Eine Hofübergabe wirft viele Fragen auf. Die Abfindung der Geschwister, der sogenannten weichenden Erben, ist ein Bestandteil des Übergabevertrags und sollte gründlich vorbereitet sein, denn ein gesetzlicher Anspruch besteht in Bayern nicht. Wie dennoch eine harmonische Übergabe möglich ist, erfahren Sie im nachfolgenden Beitrag. 

Hofübernehmer und weichende Erben – hier gilt es, akzeptable Lösungen für beide Seiten zu finden.

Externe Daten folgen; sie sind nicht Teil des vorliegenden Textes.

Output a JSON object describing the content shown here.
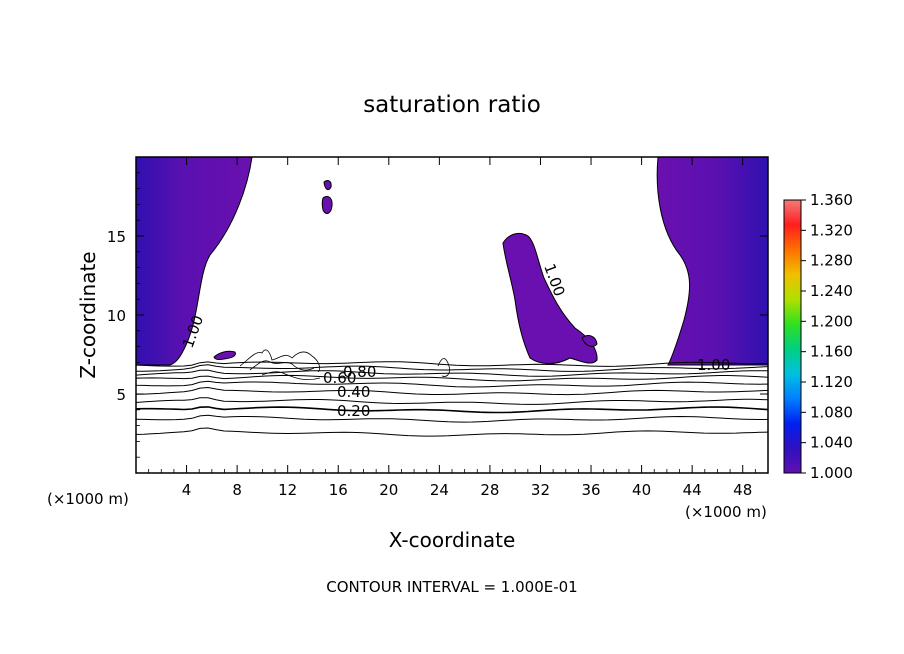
{
  "chart_data": {
    "type": "contour",
    "title": "saturation ratio",
    "xlabel": "X-coordinate",
    "ylabel": "Z-coordinate",
    "x_unit": "(×1000 m)",
    "y_unit": "(×1000 m)",
    "footer": "CONTOUR INTERVAL = 1.000E-01",
    "xlim": [
      0,
      50
    ],
    "ylim": [
      0,
      20
    ],
    "x_ticks": [
      "4",
      "8",
      "12",
      "16",
      "20",
      "24",
      "28",
      "32",
      "36",
      "40",
      "44",
      "48"
    ],
    "y_ticks": [
      "5",
      "10",
      "15"
    ],
    "colorbar": {
      "ticks": [
        "1.360",
        "1.320",
        "1.280",
        "1.240",
        "1.200",
        "1.160",
        "1.120",
        "1.080",
        "1.040",
        "1.000"
      ],
      "colors": [
        "#f47a7a",
        "#ff1e1e",
        "#ff7000",
        "#f0c000",
        "#b0e000",
        "#30e020",
        "#00d080",
        "#00c0e0",
        "#0080ff",
        "#0020f0",
        "#3010c0",
        "#6010b0"
      ]
    },
    "contour_labels": [
      "1.00",
      "1.00",
      "1.00",
      "0.80",
      "0.60",
      "0.40",
      "0.20"
    ],
    "contour_levels_z": [
      6.9,
      6.6,
      6.3,
      6.0,
      5.6,
      5.1,
      4.5,
      4.0,
      3.4,
      2.5
    ]
  }
}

Zum Zeitpunkt einer Hofübergabe in Bayern entstehen bei den sogenannten weichenden Erben, also den Geschwistern des Hofübernehmers, keinerlei gesetzliche Ansprüche auf eine Abfindung, weder gegenüber dem Übergeber noch gegenüber dem Übernehmer. Ein gesetzlicher Anspruch als sog. Pflichtteilsanspruch oder Pflichtteilsergänzungsanspruch nach erfolgter Übergabe innerhalb von zehn Jahren entsteht immer nur im Todesfall der Eltern oder eines Eltern-/ bzw. Übergeberteils. Trotzdem hat sich bewährt, die weichenden Erben möglichst frühzeitig in den Übergabeprozess mit dem Ziel einzubinden, eine angemessene Abfindung auszuhandeln. Doch sollten alle Abfindungsregelungen bei aktiven Betrieben unter dem Aspekt der Aufrechterhaltung und Fortführung des landwirtschaftlichen Betriebes stehen.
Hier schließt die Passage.